Dalam pembelajaran guru harus memahami hakekat
materi pelajaran yang diajarkannya sebagai suatu pelajaran yang dapat
mengembangkan kemampuan berpikir siswa dan memahami berbagai model pembelajaran
yang dapat merangsang kemampuan siswa untuk belajar dengan perencanaan
pengajaran yang matang oleh guru. Pendapat ini sejalan dengan Jerome Brunner
(1960) mengatakan bahwa: ‘’Perlu adanya teori pembelajaran yang akan
menjelaskan asas-asas untuk merancang pembelajaran yang efektif di kelas’’.
Selanjutnya menurut Bruner teori belajar itu bersifat deskriptif, sedangkan
teori pembelajaran itu preskriptif.
Hal ini menggambarkan bahwa orang yang
berpengetahuan adalah orang yang terampil memecahkan masalah, mampu
berinteraksi dengan lingkungannya dalam menguji hipotesis dan menarik
generalisasi dengan benar.

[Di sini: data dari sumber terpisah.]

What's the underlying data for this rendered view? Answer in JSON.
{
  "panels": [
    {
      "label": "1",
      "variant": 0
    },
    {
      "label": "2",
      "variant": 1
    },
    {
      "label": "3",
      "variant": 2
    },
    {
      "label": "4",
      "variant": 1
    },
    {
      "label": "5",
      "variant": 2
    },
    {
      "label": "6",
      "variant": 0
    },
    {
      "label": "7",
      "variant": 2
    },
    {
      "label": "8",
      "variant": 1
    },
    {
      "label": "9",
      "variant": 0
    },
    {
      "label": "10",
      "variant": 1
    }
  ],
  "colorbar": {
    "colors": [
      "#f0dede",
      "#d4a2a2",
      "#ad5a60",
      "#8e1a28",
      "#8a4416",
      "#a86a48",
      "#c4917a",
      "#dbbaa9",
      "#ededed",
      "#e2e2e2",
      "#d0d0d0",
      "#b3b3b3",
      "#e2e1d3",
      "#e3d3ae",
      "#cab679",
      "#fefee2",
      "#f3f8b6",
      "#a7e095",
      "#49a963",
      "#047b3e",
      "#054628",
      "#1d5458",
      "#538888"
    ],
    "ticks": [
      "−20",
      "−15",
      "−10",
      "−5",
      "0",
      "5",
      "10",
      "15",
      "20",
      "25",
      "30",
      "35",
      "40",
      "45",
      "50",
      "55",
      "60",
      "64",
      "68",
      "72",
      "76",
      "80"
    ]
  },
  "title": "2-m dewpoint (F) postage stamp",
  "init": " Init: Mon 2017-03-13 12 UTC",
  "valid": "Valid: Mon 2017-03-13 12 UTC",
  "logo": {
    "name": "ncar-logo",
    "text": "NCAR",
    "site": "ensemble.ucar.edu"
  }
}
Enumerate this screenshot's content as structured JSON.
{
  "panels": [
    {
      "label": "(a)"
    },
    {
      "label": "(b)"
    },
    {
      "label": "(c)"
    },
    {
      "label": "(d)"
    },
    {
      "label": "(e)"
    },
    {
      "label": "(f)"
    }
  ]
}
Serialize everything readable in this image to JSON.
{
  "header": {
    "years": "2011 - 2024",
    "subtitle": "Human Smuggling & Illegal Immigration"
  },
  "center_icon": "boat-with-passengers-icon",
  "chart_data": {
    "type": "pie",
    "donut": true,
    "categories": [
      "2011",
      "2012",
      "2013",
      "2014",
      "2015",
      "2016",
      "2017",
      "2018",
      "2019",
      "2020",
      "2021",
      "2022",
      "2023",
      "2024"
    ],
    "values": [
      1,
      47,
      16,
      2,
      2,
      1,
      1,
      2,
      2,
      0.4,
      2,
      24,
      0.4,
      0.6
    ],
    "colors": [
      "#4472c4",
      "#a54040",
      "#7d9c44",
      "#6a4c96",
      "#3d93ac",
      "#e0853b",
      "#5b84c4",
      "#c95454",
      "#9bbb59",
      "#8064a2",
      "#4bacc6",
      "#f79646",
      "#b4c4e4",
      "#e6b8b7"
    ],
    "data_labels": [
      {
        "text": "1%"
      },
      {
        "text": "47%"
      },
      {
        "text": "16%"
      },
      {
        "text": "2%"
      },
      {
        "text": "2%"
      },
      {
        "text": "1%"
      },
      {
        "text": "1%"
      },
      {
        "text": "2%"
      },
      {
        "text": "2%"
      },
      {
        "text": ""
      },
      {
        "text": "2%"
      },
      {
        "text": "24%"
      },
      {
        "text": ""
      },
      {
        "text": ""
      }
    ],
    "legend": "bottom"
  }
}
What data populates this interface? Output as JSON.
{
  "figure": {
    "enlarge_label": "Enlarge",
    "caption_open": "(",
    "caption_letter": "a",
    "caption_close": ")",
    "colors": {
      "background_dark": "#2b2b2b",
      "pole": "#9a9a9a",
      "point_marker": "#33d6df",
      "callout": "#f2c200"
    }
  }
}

Jadi belajar dan pembelajaran diarahkan untuk
membangun kemampuan berpikir dan kemampuan menguasai materi pelajaran, dimana
pengetahuan itu sumbernya dari luar diri, tetapi dikonstruksi dalam diri
individu siswa. Pengetahuan tidak diperoleh dengan cara diberikan atau
ditransfer dari orang lain, tetapi ‘’dibentuk dan dikonstruksi’’ oleh individu
itu sendiri, sehingga siswa itu mampu mengembangkan intelektualnya.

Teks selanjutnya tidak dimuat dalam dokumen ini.